Tuesday, May 15, 2012

Review: White Horse by Alex Adams

There's nothing worse than getting to the end of a book and reading the author bio on the back flap of the dust jacket to find out what you thought was over has just begun, that it's the beginning of a trilogy.

There's nothing better than finding out a story will continue, that it's the beginning of a trilogy.

There are few serial novels that have sparked my interest as much as Alex Adams's White Horse. In short, it's Alex Adams's debut novel and the book is good. The girl can write.

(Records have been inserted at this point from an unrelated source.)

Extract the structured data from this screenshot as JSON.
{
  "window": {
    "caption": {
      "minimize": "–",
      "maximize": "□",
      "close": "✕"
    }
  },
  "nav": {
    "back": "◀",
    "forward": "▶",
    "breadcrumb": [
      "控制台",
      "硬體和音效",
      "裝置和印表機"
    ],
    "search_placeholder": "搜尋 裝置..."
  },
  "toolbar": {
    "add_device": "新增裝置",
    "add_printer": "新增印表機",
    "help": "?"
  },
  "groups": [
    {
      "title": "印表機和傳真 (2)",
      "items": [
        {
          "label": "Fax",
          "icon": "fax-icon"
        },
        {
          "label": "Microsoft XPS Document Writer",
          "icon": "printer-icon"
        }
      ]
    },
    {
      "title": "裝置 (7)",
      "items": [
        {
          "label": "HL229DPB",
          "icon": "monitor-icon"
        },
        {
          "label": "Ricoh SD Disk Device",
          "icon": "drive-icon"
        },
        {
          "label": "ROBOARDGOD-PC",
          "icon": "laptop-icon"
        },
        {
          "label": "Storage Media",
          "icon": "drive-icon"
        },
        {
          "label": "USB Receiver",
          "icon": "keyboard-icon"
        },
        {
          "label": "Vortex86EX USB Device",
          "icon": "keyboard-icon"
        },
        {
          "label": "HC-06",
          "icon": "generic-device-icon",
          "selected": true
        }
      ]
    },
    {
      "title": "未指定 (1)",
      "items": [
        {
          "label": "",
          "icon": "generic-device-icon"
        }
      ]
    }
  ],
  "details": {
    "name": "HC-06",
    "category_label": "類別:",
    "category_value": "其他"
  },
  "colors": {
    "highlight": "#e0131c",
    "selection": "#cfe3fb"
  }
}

No doubt about that, not after being lured into accompanying Zoe on her journey through the landscape of hell and out the other side into a whole new kind of Gehenna.

Zoe is a reluctant heroine, a Pandora who resists the urge to open the box full of disease and pain and loss -- and the gentle spark of hope at the bottom of the jar. She begins by seeking help from a therapist, Nick Rose, who is attractive and dark. Zoe can resist opening the ancient sealed jar in her apartment as easily as she resists Nick's charms. She is a girl with a mission, a janitor working for a pharmaceutical company so she can afford to go to college and get a better education so she will have a better life. Hers is a life on hold while she keeps her eyes on the future, a future that quickly slips through her grasp.

Zoe's colleagues, friends, and family die one by one as a disease cooked up in some lab and dubbed White Horse by a southern minister decimates the population, leaving 90% of the world dead and the remaining 10% either immune or genetically changed into abominations. Zoe is immune, although why she is immune is anybody's guess, and there is no one left to strap her to a table and dissect her to find out.

What begins with an ordinary woman on an ordinary day quickly becomes a juggernaut that barrels through the barren landscape of the present while trying to find meaning from the past. White Horse isn't talented, it's brilliant in concept and execution. Alex Adams has hit on something that could be lurking around the corner waiting to pounce tomorrow or next year and woven a spell of seductive power that has long, strong legs.

And there's a website with all kinds of goodies just waiting to be devoured until the 2nd installment of this promising trilogy is released.

I can hardly wait.

That's the problem with trilogies -- waiting.